Bazaar workflow question...

Vincent Ladeuil vila+bzr at canonical.com
Wed Feb 27 08:01:59 UTC 2013


>>>>> ckalisiak  <ckalisiak at attotech.com> writes:

    > John,

    > Thank you very much for your reply. It took me a few minutes to figure out
    > what you meant, but now I finally understand what bugfix branches are for.
    > I couldn't figure out why one would make a branch to release software
    > containing the bugfix and then not merge that bugfix branch anywhere. Now I
    > understand that you're distributing the bugfix source code itself from this
    > branch, and the branch just sits there, waiting to be merged into other
    > branches that need the bugfix.

I think you're after daggy-fix (http://wiki.monotone.ca/DaggyFixes/) and
probably 'bzr qlog' from the qbzr plugin to better understand what is
going on ("seeing is believing" ;)

    > Ok, now the other problem. What are best practices to avoid criss-cross
    > merges?

Basically, criss-cross merges happen when two branches merge each other
because they are at the same level (as far as DAGs are concerned).

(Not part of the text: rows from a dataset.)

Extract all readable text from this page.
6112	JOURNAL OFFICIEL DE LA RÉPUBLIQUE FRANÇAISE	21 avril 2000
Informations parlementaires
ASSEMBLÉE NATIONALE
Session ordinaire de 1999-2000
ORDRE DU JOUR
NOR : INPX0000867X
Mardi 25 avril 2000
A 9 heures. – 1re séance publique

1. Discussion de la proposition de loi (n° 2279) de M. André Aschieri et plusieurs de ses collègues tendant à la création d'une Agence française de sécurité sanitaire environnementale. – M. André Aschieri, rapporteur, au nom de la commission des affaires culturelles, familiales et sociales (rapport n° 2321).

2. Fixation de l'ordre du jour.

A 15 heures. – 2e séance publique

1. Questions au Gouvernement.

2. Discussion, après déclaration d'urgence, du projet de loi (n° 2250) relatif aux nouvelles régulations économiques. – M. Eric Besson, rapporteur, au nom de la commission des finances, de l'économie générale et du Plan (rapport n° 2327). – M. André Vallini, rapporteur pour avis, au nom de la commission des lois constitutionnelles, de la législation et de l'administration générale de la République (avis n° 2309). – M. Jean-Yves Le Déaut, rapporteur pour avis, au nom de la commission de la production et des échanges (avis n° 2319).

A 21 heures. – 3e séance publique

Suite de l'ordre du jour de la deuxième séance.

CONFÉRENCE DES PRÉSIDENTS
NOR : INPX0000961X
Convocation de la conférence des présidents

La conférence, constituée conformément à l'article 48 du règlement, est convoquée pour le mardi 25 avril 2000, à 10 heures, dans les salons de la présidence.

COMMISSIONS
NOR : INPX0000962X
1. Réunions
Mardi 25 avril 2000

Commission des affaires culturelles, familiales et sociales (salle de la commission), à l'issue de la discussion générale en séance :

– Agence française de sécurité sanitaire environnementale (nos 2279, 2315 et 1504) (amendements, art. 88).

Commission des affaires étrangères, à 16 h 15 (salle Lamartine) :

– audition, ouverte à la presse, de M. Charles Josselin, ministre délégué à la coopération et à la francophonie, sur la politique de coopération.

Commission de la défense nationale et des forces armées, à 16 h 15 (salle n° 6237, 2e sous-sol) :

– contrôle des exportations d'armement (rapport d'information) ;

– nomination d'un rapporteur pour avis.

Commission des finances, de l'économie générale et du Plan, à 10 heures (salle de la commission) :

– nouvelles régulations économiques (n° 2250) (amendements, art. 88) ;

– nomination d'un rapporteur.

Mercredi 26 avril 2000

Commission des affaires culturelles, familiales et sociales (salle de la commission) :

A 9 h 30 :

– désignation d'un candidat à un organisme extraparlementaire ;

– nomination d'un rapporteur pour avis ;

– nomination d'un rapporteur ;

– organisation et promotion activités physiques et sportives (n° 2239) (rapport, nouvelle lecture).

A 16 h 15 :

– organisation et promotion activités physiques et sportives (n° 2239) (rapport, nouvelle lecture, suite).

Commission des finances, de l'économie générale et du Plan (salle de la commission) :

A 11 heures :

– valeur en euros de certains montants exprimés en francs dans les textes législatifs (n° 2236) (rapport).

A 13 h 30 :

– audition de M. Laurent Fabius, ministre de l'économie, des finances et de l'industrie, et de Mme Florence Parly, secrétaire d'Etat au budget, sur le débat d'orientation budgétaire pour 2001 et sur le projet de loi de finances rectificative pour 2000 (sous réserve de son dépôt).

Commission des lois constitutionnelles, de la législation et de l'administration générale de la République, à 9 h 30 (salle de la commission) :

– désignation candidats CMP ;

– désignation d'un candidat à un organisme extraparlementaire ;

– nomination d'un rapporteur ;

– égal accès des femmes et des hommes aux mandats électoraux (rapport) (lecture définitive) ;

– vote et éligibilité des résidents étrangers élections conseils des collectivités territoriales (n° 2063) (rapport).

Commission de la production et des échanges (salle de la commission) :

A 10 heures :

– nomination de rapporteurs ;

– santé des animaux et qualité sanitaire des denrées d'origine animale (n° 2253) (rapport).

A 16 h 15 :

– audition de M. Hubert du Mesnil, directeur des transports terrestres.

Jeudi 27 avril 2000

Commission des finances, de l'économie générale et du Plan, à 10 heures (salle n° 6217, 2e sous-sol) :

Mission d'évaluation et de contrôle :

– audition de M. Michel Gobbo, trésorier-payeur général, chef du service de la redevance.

If you keep branches deriving from each other instead (i.e. you merge
A into B but never B into A) you won't encounter criss-cross merges.
There are edge cases that you'll better understand by looking at the
graph ancestry with qlog when you run into them but most of the time you
can just safely ignore them.

    > Here's an example we ran into that resulted in a criss-cross:
    > 1) Common code base master is branch A.
    > 2) Development starts on a new project. Master branch A is branched, and
    > the new branch is called B. It will be used to release a product called
    > Widget B.
    > 3) While branch B is in development, a product based on B, called Widget C,
    > is starting development and will release after Widget B has released. Some
    > of the code changes made in the B and C branches need to be shared, but not
    > all (otherwise branch C would not have been created).

In this case, I would recommend the daggy fix workflow: landing the code
that is needed by both B and C into A (the branch they both derive
from). Or just in B and then regularly merge B into C.

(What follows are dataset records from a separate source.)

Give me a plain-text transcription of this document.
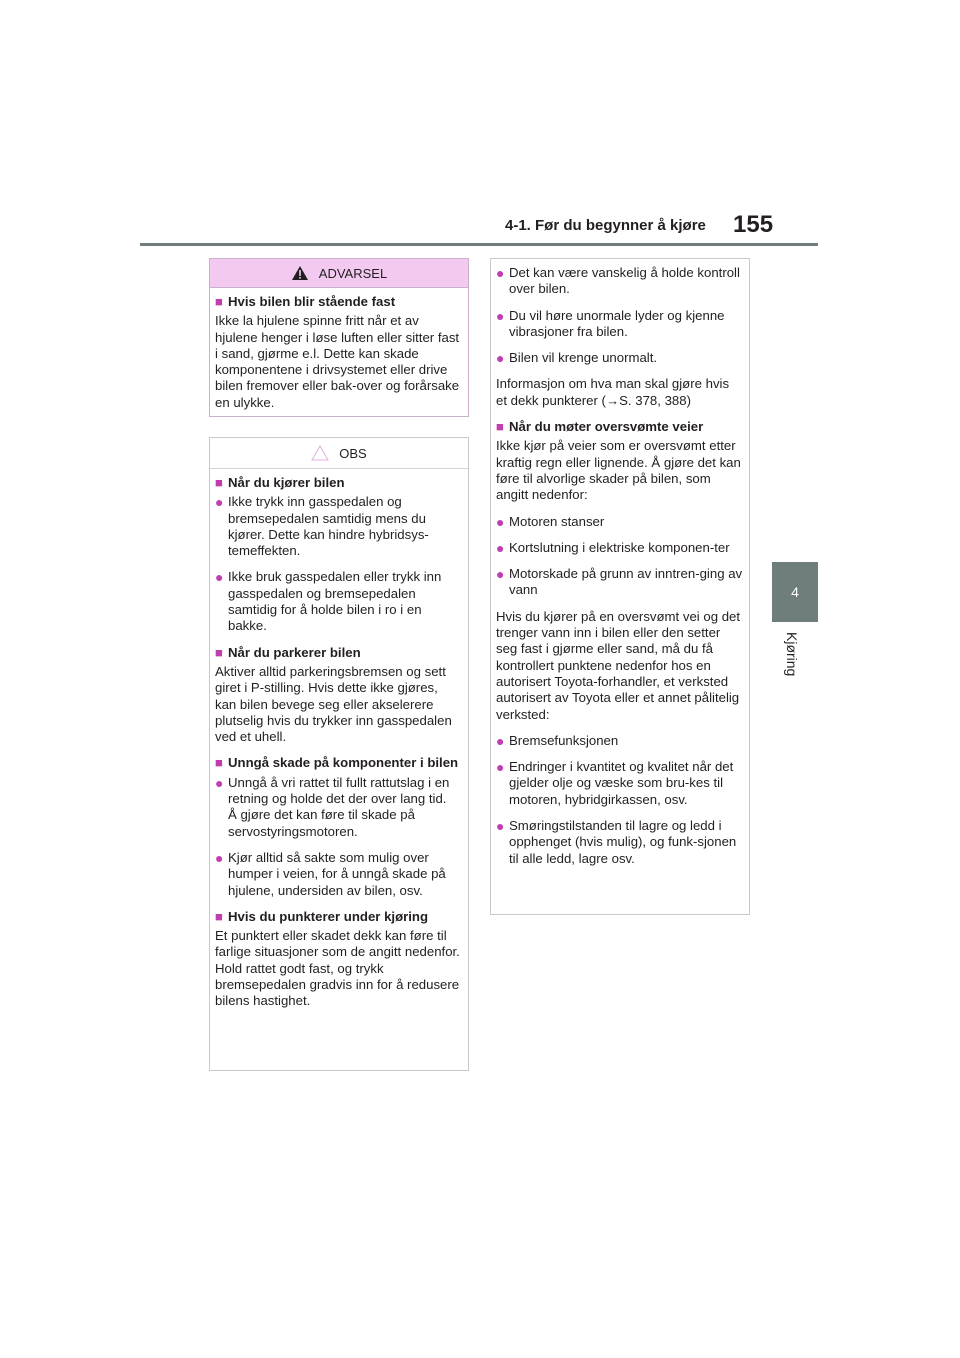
4-1. Før du begynner å kjøre 155
4
Kjøring
ADVARSEL
■ Hvis bilen blir stående fast
Ikke la hjulene spinne fritt når et av hjulene henger i løse luften eller sitter fast i sand, gjørme e.l. Dette kan skade komponentene i drivsystemet eller drive bilen fremover eller bak-over og forårsake en ulykke.
OBS
■ Når du kjører bilen
● Ikke trykk inn gasspedalen og bremsepedalen samtidig mens du kjører. Dette kan hindre hybridsys-temeffekten.
● Ikke bruk gasspedalen eller trykk inn gasspedalen og bremsepedalen samtidig for å holde bilen i ro i en bakke.
■ Når du parkerer bilen
Aktiver alltid parkeringsbremsen og sett giret i P-stilling. Hvis dette ikke gjøres, kan bilen bevege seg eller akselerere plutselig hvis du trykker inn gasspedalen ved et uhell.
■ Unngå skade på komponenter i bilen
● Unngå å vri rattet til fullt rattutslag i en retning og holde det der over lang tid.
Å gjøre det kan føre til skade på servostyringsmotoren.
● Kjør alltid så sakte som mulig over humper i veien, for å unngå skade på hjulene, undersiden av bilen, osv.
■ Hvis du punkterer under kjøring
Et punktert eller skadet dekk kan føre til farlige situasjoner som de angitt nedenfor. Hold rattet godt fast, og trykk bremsepedalen gradvis inn for å redusere bilens hastighet.
● Det kan være vanskelig å holde kontroll over bilen.
● Du vil høre unormale lyder og kjenne vibrasjoner fra bilen.
● Bilen vil krenge unormalt.
Informasjon om hva man skal gjøre hvis et dekk punkterer (→S. 378, 388)
■ Når du møter oversvømte veier
Ikke kjør på veier som er oversvømt etter kraftig regn eller lignende. Å gjøre det kan føre til alvorlige skader på bilen, som angitt nedenfor:
● Motoren stanser
● Kortslutning i elektriske komponen-ter
● Motorskade på grunn av inntren-ging av vann
Hvis du kjører på en oversvømt vei og det trenger vann inn i bilen eller den setter seg fast i gjørme eller sand, må du få kontrollert punktene nedenfor hos en autorisert Toyota-forhandler, et verksted autorisert av Toyota eller et annet pålitelig verksted:
● Bremsefunksjonen
● Endringer i kvantitet og kvalitet når det gjelder olje og væske som bru-kes til motoren, hybridgirkassen, osv.
● Smøringstilstanden til lagre og ledd i opphenget (hvis mulig), og funk-sjonen til alle ledd, lagre osv.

More importantly, avoiding cherry-pick is generally a good thing if you
want to preserve accurate meta-data. Keep in mind that cherry-picking is
really the worst way to track "who did what when". Basically the dev
that does the cherry-pick is taking a set of changes in a branch
*without* telling bzr:

- who wrote this code (generally some other dev(s)),

- when the code was written (the cherry-pick will only tell you when it
  was committed in a single commit)

When all branches finally merge into your trunk, if you look at
annotations... you'll realize that bzr cannot tell anymore (reliably)
who was the real author of that cherry-pick.

    > One hypothesis that we've come up with to avoid a criss-cross is incredibly
    > tedious, but is the only way we can think of to keep the metadata safe:
    > 1) When the decision is made that branch C needs to be created, rename B to
    > (for sake of clarity) META.
    > 2) Branch META to B, and branch META to C.
    > 3) Any time B and C need to exchange code:
    >     . Make a bugfix branch from the start of META
    >     . Cherrypick to the bugfix branch

That's where you want to daggy fix.

Instead of committing in the branch where the fix has been found and
coded, you fix it in META and *then* you merge META into B and B into C.

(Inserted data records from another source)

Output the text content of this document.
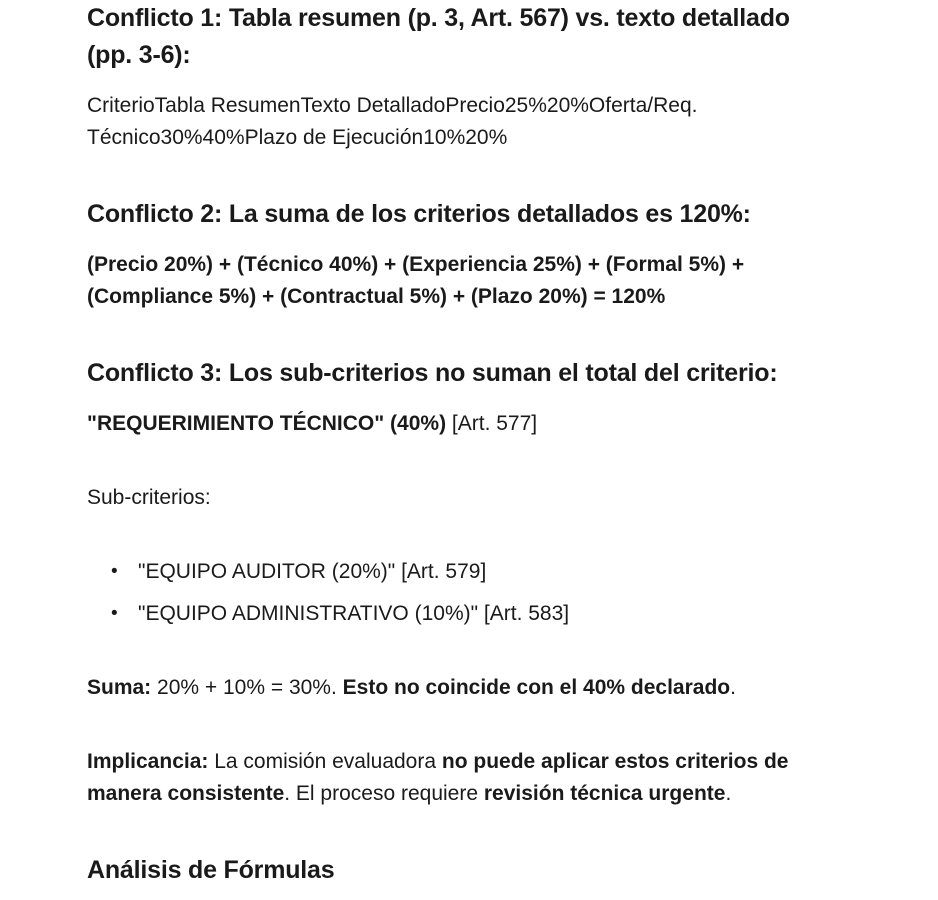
Conflicto 1: Tabla resumen (p. 3, Art. 567) vs. texto detallado (pp. 3-6):

CriterioTabla ResumenTexto DetalladoPrecio25%20%Oferta/Req. Técnico30%40%Plazo de Ejecución10%20%

Conflicto 2: La suma de los criterios detallados es 120%:

(Precio 20%) + (Técnico 40%) + (Experiencia 25%) + (Formal 5%) + (Compliance 5%) + (Contractual 5%) + (Plazo 20%) = 120%

Conflicto 3: Los sub-criterios no suman el total del criterio:

"REQUERIMIENTO TÉCNICO" (40%) [Art. 577]

Sub-criterios:

• "EQUIPO AUDITOR (20%)" [Art. 579]
• "EQUIPO ADMINISTRATIVO (10%)" [Art. 583]

Suma: 20% + 10% = 30%. Esto no coincide con el 40% declarado.

Implicancia: La comisión evaluadora no puede aplicar estos criterios de manera consistente. El proceso requiere revisión técnica urgente.

Análisis de Fórmulas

The bzr-loom plugin (or the bzr-pipeline one) was targeting that kind
of workflow.

    >     . Merge the bugfix branch to META, B, and C
    > 4) When both B and C have released, merge both into META, then merge META
    > into the common code base master branch A.

    > Is there a simpler way to avoid a criss-cross merge and keep
    > branches B and C partly synchronized?

The rule is always the same, if you want to keep parallel branches
synchronized, merge them often.

And avoid cherry-picks as much as you can since they lack the
information bzr needs to make the merges conflict-free.